Due to my gender, I have faced some discriminations such as being considered as the secretary, perceived as “family-first committed” or “non-ambitious”. What still surprises me the most is that either when I attend an event as speaker or I enter a room to pitch, I am often surrounded by a high percentage of males or – in the worst case – I don't see any other women.

There are 3 challenges that women entrepreneurs have to overcome in the coming years:

  1. Increase the access to funding, because we struggled to attract the necessary funds for our start-ups.
  2. Build a support network that boosts our role in the business environment and our contribution in the growth of businesses, including working together with men.
  3. Adjust the balance between business and family life, because work-life-balance is one of the main goals to be a successful woman entrepreneur.

 

What was your biggest success as an entrepreneur so far?

To inspire more women to bring their innovative ideas to the market and become entrepreneurs, the European Commission created a Prize for Women Innovators. The Prize recognizes the success of women in innovation in two categories – the main Women Innovators category and the Rising Innovator category for excellent female entrepreneurs under the age of 30. The last year, I was one of the finalists in this category. This experience taught me a lot. I was shy and scared about it due to the lack of experience, but when I realized the big value at stake connected to me and our innovation, I changed my mind-set and I started to believe in myself more and more.

 

This year you took part in the WE Health programme. What impact did the workshop have on you?
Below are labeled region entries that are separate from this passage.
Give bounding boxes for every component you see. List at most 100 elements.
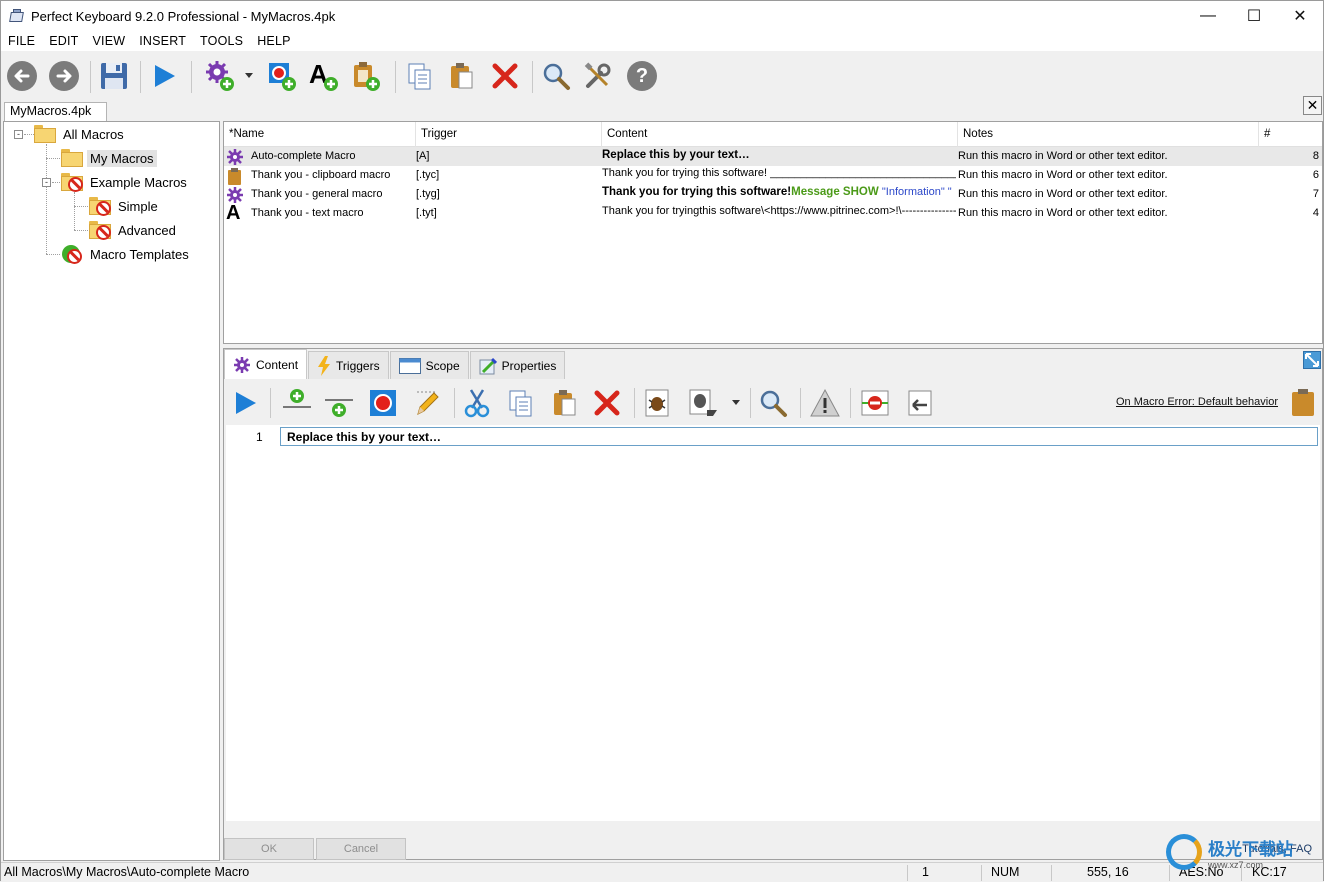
column-header-trigger[interactable]: Trigger [416,122,602,147]
menu-file[interactable]: FILE [1,34,42,48]
minimize-button[interactable]: — [1185,1,1231,31]
error-handling-button[interactable] [808,386,842,420]
help-button[interactable]: ? [625,59,659,93]
macro-row[interactable]: A Thank you - text macro [.tyt] Thank yo… [224,202,1322,224]
help-icon: ? [627,61,657,91]
tools-icon [584,62,611,88]
play-icon [155,65,175,87]
on-macro-error-link[interactable]: On Macro Error: Default behavior [1116,396,1278,408]
debug-options-button[interactable] [686,386,720,420]
forward-button[interactable] [47,59,81,93]
macro-content-editor[interactable]: 1 Replace this by your text… [226,425,1320,821]
undo-button[interactable] [902,386,936,420]
column-header-notes[interactable]: Notes [958,122,1259,147]
new-record-macro-button[interactable] [265,59,299,93]
debug-options-dropdown[interactable] [728,386,744,420]
menu-view[interactable]: VIEW [85,34,132,48]
macro-content: Thank you for trying this software!Messa… [602,186,952,198]
tab-properties[interactable]: Properties [469,351,566,379]
tree-item-advanced[interactable]: Advanced [89,219,179,241]
macro-content: Thank you for tryingthis software\<https… [602,205,956,217]
column-header-name[interactable]: *Name [224,122,416,147]
macro-number: 4 [1312,207,1319,219]
insert-line-above-button[interactable] [280,386,314,420]
search-icon [543,63,570,90]
debug-button[interactable] [640,386,674,420]
insert-line-below-button[interactable] [322,386,356,420]
paste-line-button[interactable] [548,386,582,420]
edit-button[interactable] [410,386,444,420]
macro-content: Replace this by your text… [602,149,750,161]
copy-button[interactable] [403,59,437,93]
tree-item-example-macros[interactable]: Example Macros [61,171,190,193]
site-watermark: 极光下载站 www.xz7.com [1166,828,1316,876]
menu-tools[interactable]: TOOLS [193,34,250,48]
macro-notes: Run this macro in Word or other text edi… [958,207,1168,219]
tab-triggers[interactable]: Triggers [308,351,389,379]
maximize-button[interactable]: ☐ [1231,1,1277,31]
new-macro-button[interactable] [203,59,237,93]
macro-row[interactable]: Auto-complete Macro [A] Replace this by … [224,147,1322,166]
tools-button[interactable] [581,59,615,93]
delete-icon [492,63,518,89]
cancel-button[interactable]: Cancel [316,838,406,860]
macro-name: Thank you - general macro [251,188,383,200]
menu-help[interactable]: HELP [250,34,297,48]
new-text-macro-button[interactable]: A [307,59,341,93]
cut-button[interactable] [460,386,494,420]
run-button[interactable] [228,386,262,420]
line-number: 1 [256,430,263,444]
save-button[interactable] [97,59,131,93]
watermark-logo-icon [1166,834,1202,870]
find-button[interactable] [756,386,790,420]
delete-line-button[interactable] [590,386,624,420]
tab-scope[interactable]: Scope [389,351,469,379]
insert-below-icon [325,399,353,417]
macro-content: Thank you for trying this software! ____… [602,167,956,179]
run-macro-button[interactable] [147,59,181,93]
ok-button[interactable]: OK [224,838,314,860]
record-button[interactable] [366,386,400,420]
back-icon [7,61,37,91]
paste-button[interactable] [445,59,479,93]
status-count: 1 [922,865,929,879]
copy-line-button[interactable] [504,386,538,420]
delete-icon [594,390,620,416]
tree-item-all-macros[interactable]: All Macros [34,123,127,145]
column-header-content[interactable]: Content [602,122,958,147]
menu-edit[interactable]: EDIT [42,34,85,48]
template-disabled-icon [61,244,83,264]
status-num-lock: NUM [991,865,1020,879]
macro-name: Thank you - text macro [251,207,364,219]
disable-line-button[interactable] [858,386,892,420]
menu-insert[interactable]: INSERT [132,34,193,48]
search-button[interactable] [539,59,573,93]
close-document-button[interactable]: ✕ [1303,96,1322,115]
document-tab[interactable]: MyMacros.4pk [4,102,107,121]
warning-icon [810,388,840,417]
macro-notes: Run this macro in Word or other text edi… [958,169,1168,181]
tree-item-macro-templates[interactable]: Macro Templates [61,243,192,265]
tree-expander-all-macros[interactable]: - [14,130,23,139]
column-header-number[interactable]: # [1259,122,1322,147]
macro-line[interactable]: Replace this by your text… [280,427,1318,446]
tree-item-my-macros[interactable]: My Macros [61,147,157,169]
back-button[interactable] [5,59,39,93]
new-clipboard-macro-button[interactable] [349,59,383,93]
tab-content[interactable]: Content [224,349,308,379]
lightning-icon [318,355,331,376]
close-button[interactable]: ✕ [1277,1,1323,31]
gear-icon [227,149,243,165]
tree-expander-example-macros[interactable]: - [42,178,51,187]
tree-item-simple[interactable]: Simple [89,195,161,217]
new-macro-dropdown[interactable] [241,59,257,93]
macro-number: 6 [1312,169,1319,181]
delete-button[interactable] [488,59,522,93]
macro-row[interactable]: Thank you - general macro [.tyg] Thank y… [224,185,1322,204]
pencil-icon [417,391,439,415]
clipboard-button[interactable] [1286,386,1320,420]
folder-icon [61,149,83,167]
new-macro-icon [206,61,234,91]
macro-row[interactable]: Thank you - clipboard macro [.tyc] Thank… [224,166,1322,185]
maximize-editor-button[interactable] [1303,351,1321,369]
As shared via social media, in a world that you can be anything, don’t forget to be humble, positive, enthusiastic, passionate, and resilient. I am happy and grateful to be connected with outstanding and great minded women. I am still thankful to EIT Health for choosing me for the program in Munich because I came back to Italy stronger, inspired and ready to tackle every challenge with Neuron Guard, such as the pilot trial in Cambridge.

 

What advice would you give to other female entrepreneurs?

Even though there are more women than men living in Europe, women represent only one third of the EU's entrepreneurs. Women are also underrepresented in terms of creating innovative enterprises: they still run just 22% of Italian SMEs​. My tips to young women entrepreneurs and female entrepreneurs are: -be aware of who you are and the sector you are working in, such as market trends or what is needed to enter the market in the right time; -choose the right people to work with, be passionate about what you are doing and don’t be scared of risk, even though you will fail; -be focused on your company and don’t waste your time in something that is not connected to it; -adjust the balance between business and family life because work-life-balance is one of the main goals to be a successful woman.